Severus Snape verbeugte sich und kehrte zu den anderen Todessern zurück. Stattdessen kam ein kleiner blonder Mann nach vorne.
„Also, Nott? Warum haben du und die anderen nicht gekämpft?"
„Ich…Mylord…Ich dachte…"
„Du dachtest? Du dachtest Nott? Du hast nicht zu denken, du hast meinen Befehlen zu folgen."
Der Dunkle Lord hob seinen Zauberstab, ließ ihn aber sogleich wieder sinken.
„Solch eine Nachlässigkeit muss bestraft werden. Henry, würdest du das vielleicht übernehmen?"
Henry hob mit lässiger Bewegung wortlos die Hand und Nott fiel schreiend auf die Knie. Als der junge Lord den Fluch kurz darauf aufhob, mühte sich Nott schwerfällig auf die Beine und verbeugte sich schwankend.
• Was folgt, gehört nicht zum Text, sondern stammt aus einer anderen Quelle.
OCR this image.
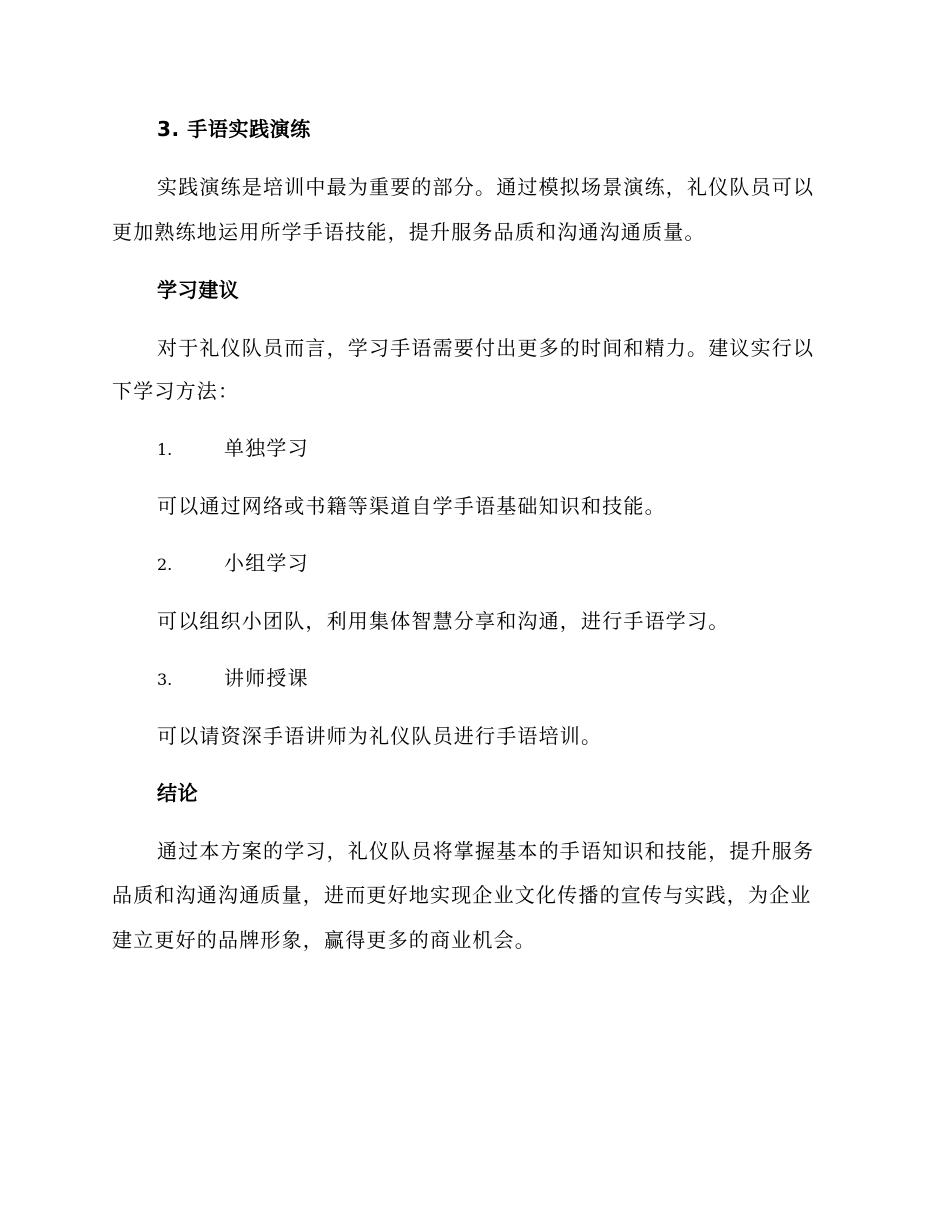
3. 手语实践演练
实践演练是培训中最为重要的部分。通过模拟场景演练，礼仪队员可以
更加熟练地运用所学手语技能，提升服务品质和沟通沟通质量。
学习建议
对于礼仪队员而言，学习手语需要付出更多的时间和精力。建议实行以
下学习方法：
1.	单独学习
可以通过网络或书籍等渠道自学手语基础知识和技能。
2.	小组学习
可以组织小团队，利用集体智慧分享和沟通，进行手语学习。
3.	讲师授课
可以请资深手语讲师为礼仪队员进行手语培训。
结论
通过本方案的学习，礼仪队员将掌握基本的手语知识和技能，提升服务
品质和沟通沟通质量，进而更好地实现企业文化传播的宣传与实践，为企业
建立更好的品牌形象，赢得更多的商业机会。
„Ich hoffe, Nott, du schenkst meinen Befehlen in Zukunft mehr Aufmerksamkeit. Doch nun lasst uns ein anderes Problem erörtern. Ihr alle wisst, dass Dumbledore und sein Orden mir im Wege stehen und dass sie schon viel zu oft meine Pläne durchkreuzt haben. Bis jetzt sind all unsere Versuche sie zu vernichten gescheitert und ich weiß auch warum. Wir haben stets den gesamten Orden angegriffen. Zukünftig werden wir jedoch versuchen die Mitglieder des Ordens zu trennen und sie einzeln anzugreifen. Ich halte diese Strategie für sehr viel Erfolg versprechender.
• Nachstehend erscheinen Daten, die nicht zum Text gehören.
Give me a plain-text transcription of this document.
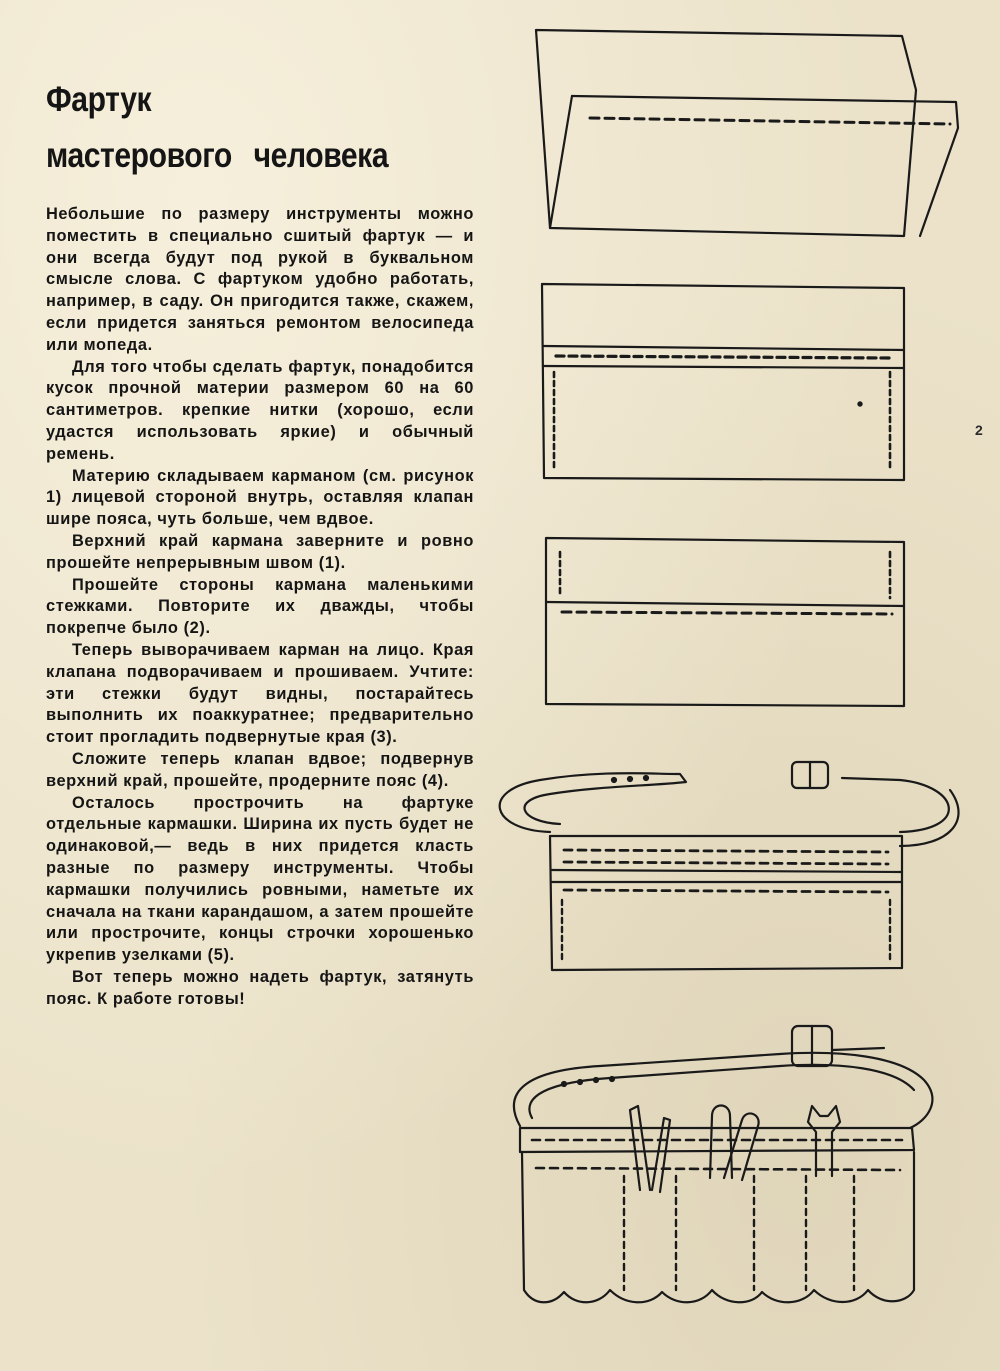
Фартук
мастерового человека

Небольшие по размеру инструменты можно поместить в специально сшитый фартук — и они всегда будут под рукой в буквальном смысле слова. С фартуком удобно работать, например, в саду. Он пригодится также, скажем, если придется заняться ремонтом велосипеда или мопеда.

Для того чтобы сделать фартук, понадобится кусок прочной материи размером 60 на 60 сантиметров. крепкие нитки (хорошо, если удастся использовать яркие) и обычный ремень.

Материю складываем карманом (см. рисунок 1) лицевой стороной внутрь, оставляя клапан шире пояса, чуть больше, чем вдвое.

Верхний край кармана заверните и ровно прошейте непрерывным швом (1).

Прошейте стороны кармана маленькими стежками. Повторите их дважды, чтобы покрепче было (2).

Теперь выворачиваем карман на лицо. Края клапана подворачиваем и прошиваем. Учтите: эти стежки будут видны, постарайтесь выполнить их поаккуратнее; предварительно стоит прогладить подвернутые края (3).

Сложите теперь клапан вдвое; подвернув верхний край, прошейте, продерните пояс (4).

Осталось прострочить на фартуке отдельные кармашки. Ширина их пусть будет не одинаковой,— ведь в них придется класть разные по размеру инструменты. Чтобы кармашки получились ровными, наметьте их сначала на ткани карандашом, а затем прошейте или прострочите, концы строчки хорошенько укрепив узелками (5).

Вот теперь можно надеть фартук, затянуть пояс. К работе готовы!

2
Severus, du wirst mir eine Liste mit den Namen aller Mitglieder, ihren Adressen, ihren Schwächen und ihrer Bedeutung im Orden erstellen. Dann werden wir sehen, ob wir diese wertlosen Kreaturen nicht vernichten können."
Sie sind nicht wertlos! schrie Ginny lautlos. Vor Wut und Angst zitternd, ertrug sie es kaum dem Dunklen Lord zuzuhören, wie er plante ihre Familie, ihre Lehrer und die anderen Leute, die sie kannte, umzubringen.
Sie sah zu Professor Snape hinüber. Ihre Augen trafen sich. Was würde er tun? Während sie sich fragte, ob er diese Liste schreiben würde, begriff sie, wie gefährlich seine Tätigkeit als Spion in Wirklichkeit war. Ein falscher Schritt und sein Geheimnis könnte entdeckt werden. Und der Dunkle Lord würde gegenüber einem Diener, der ihn verraten hatte, sicherlich keine Gnade walten lassen.
Als Snape sich umdrehte, sah auch Ginny zum anderen Ende des Saales. Vier Todesser zerrten einen Mann, eine Frau und zwei Kinder mit sich. Sie kamen näher und einer der Todesser sagte:
„Wir haben sie in der Nähe des Schlosses gefunden. Was sollen wir mit ihnen machen, Mylord?"
Der Dunkle Lord musterte die verängstigten Gesichter der kleinen Muggelfamilie, die offensichtlich nicht die leiseste Ahnung hatte, wo sie sich gerade befand und wandte sich dann an seinen Sohn.
„Henry, willst du sie nicht bei uns willkommen heißen?"
In seiner Stimme lag gespannte Erwartung. Der junge Lord hob abermals die Hand. Als die Schreie des Vaters abebbten und er bewegungslos am Boden lag, fing die Mutter an sich vor Schmerzen zu krümmen. Die Schreie der kleinen Kinder, die sich gegen die Griffe der Todesser wehrten, trafen Ginny bis ins Mark. Die Lehne des Thrones so fest umfassend, dass ihre Knöchel weiß hervortraten, flackerte ihr Blick kurz zu dem Dunklen Lord hinüber. In seinen Augen glitzerte eine seltsame Zufriedenheit, die sie nicht verstand.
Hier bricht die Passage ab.